Beijing might also perceive an opportunity to assist in mediating negotiations alongside other nations. China has declared it will send a special envoy to the Middle East, and Foreign Minister Wang Yi has already met with his counterparts in France and Oman.
Trump's impending visit
However, China is exercising caution because the volatile US president, who is scheduled to arrive for a highly anticipated meeting later this month, is one of their most important calculations.

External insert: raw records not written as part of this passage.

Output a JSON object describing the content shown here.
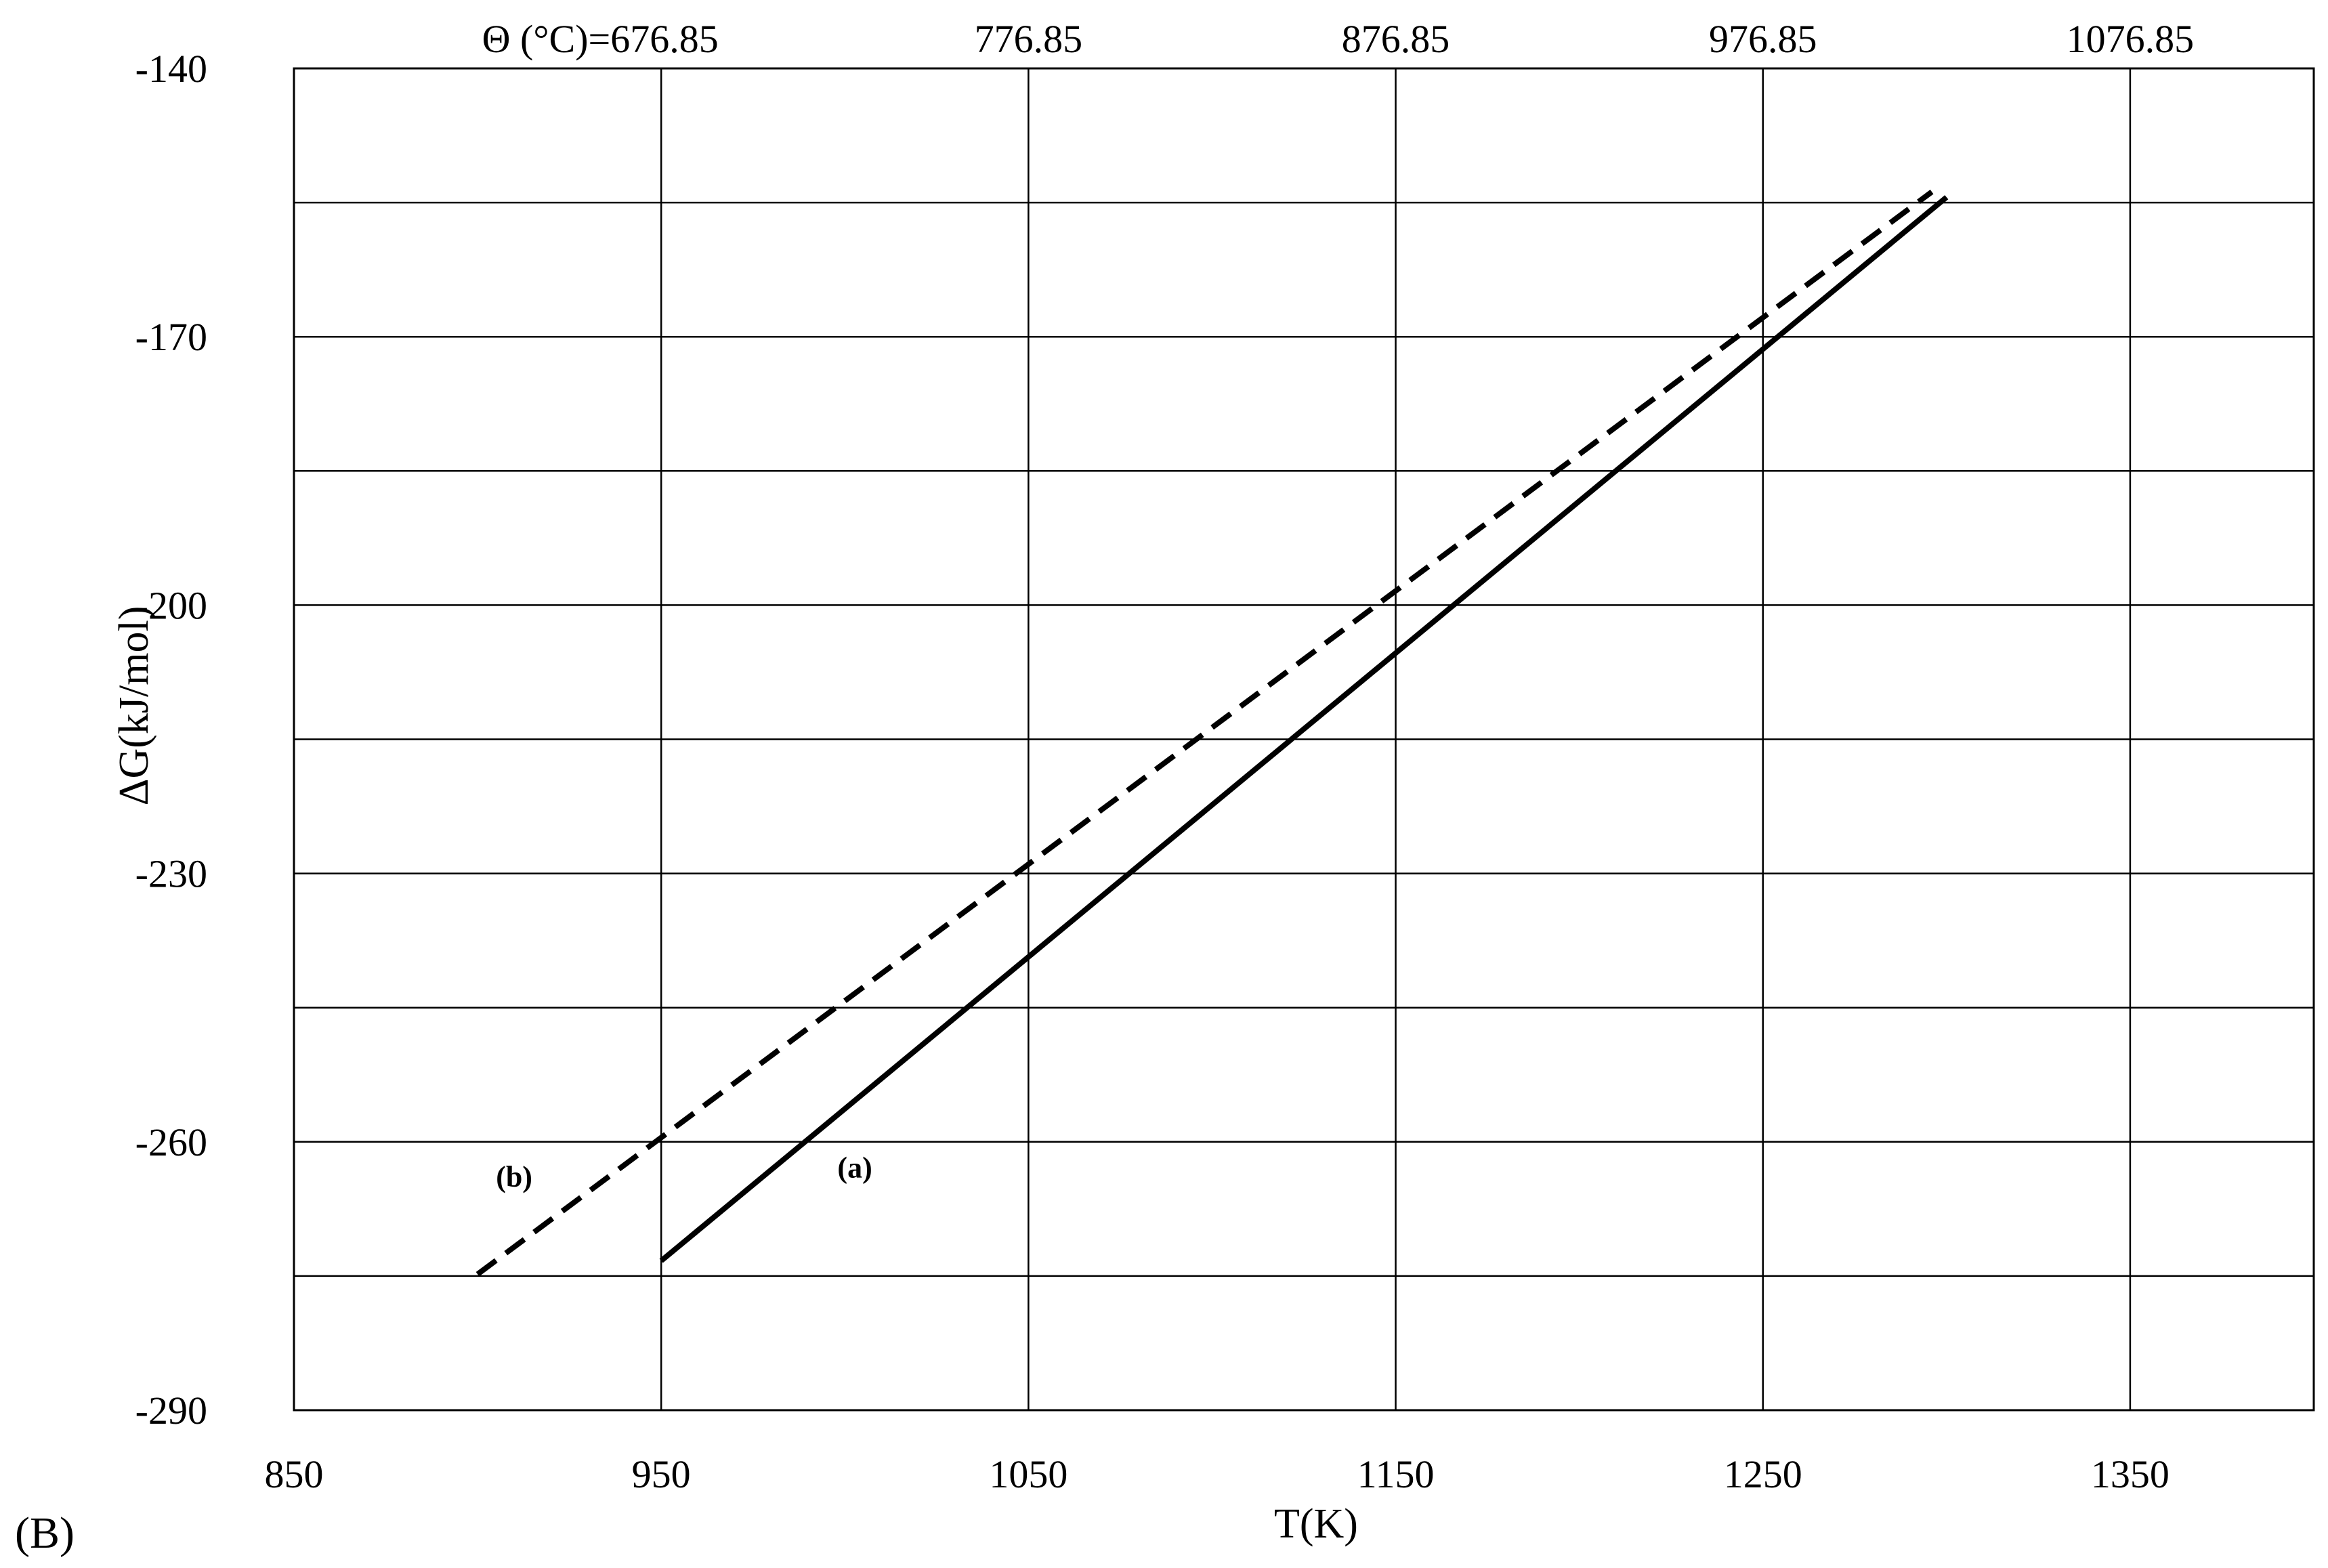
{
  "panel_label": "(B)",
  "chart_data": {
    "type": "line",
    "xlabel": "T(K)",
    "ylabel": "ΔG(kJ/mol)",
    "xlim": [
      850,
      1400
    ],
    "ylim": [
      -290,
      -140
    ],
    "x_ticks": [
      850,
      950,
      1050,
      1150,
      1250,
      1350
    ],
    "x_tick_labels": [
      "850",
      "950",
      "1050",
      "1150",
      "1250",
      "1350"
    ],
    "x_grid": [
      950,
      1050,
      1150,
      1250,
      1350
    ],
    "y_ticks": [
      -140,
      -170,
      -200,
      -230,
      -260,
      -290
    ],
    "y_tick_labels": [
      "-140",
      "-170",
      "-200",
      "-230",
      "-260",
      "-290"
    ],
    "y_grid": [
      -155,
      -170,
      -185,
      -200,
      -215,
      -230,
      -245,
      -260,
      -275
    ],
    "secondary_x_axis": {
      "label_prefix": "Θ (°C)=",
      "ticks": [
        950,
        1050,
        1150,
        1250,
        1350
      ],
      "tick_labels": [
        "676.85",
        "776.85",
        "876.85",
        "976.85",
        "1076.85"
      ]
    },
    "grid": true,
    "legend": "none",
    "series": [
      {
        "name": "(a)",
        "style": "solid",
        "color": "#000000",
        "x": [
          950,
          1300
        ],
        "y": [
          -273.3,
          -154.4
        ],
        "label_at": [
          998,
          -264
        ]
      },
      {
        "name": "(b)",
        "style": "dashed",
        "color": "#000000",
        "x": [
          900,
          1296
        ],
        "y": [
          -274.8,
          -153.8
        ],
        "label_at": [
          905,
          -265
        ]
      }
    ]
  }
}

Trump has not been specifically targeted by China's criticism of US and Israeli strikes on Iran, which might facilitate a handshake.
Some have questioned whether the visit can still go. However, there are indications that it is still on. According to Reuters, officials from both sides are scheduled to meet to talk about the trip.
According to Shetler-Jones, China would view this as an opportunity to "search for indications" about how Trump might react to other hotspots like Taiwan, the self-governing island it claims.If this war turns out to be unpopular, it may add to a developing trend of "restriction" in US foreign and security policy, which, if implemented by a future government, would provide China more freedom to pursue its objectives both inside its own region and globally.
The People's Liberation Army has used social media to portray Washington as a warmonger in response to this issue.
But according to Prof. Brown, having such "an unpredictable and a dysfunctional actor" could cause Beijing to feel uneasy.China does not truly want a world where the US is such an unpredictable actor, but I do not think they want the US to rule the world."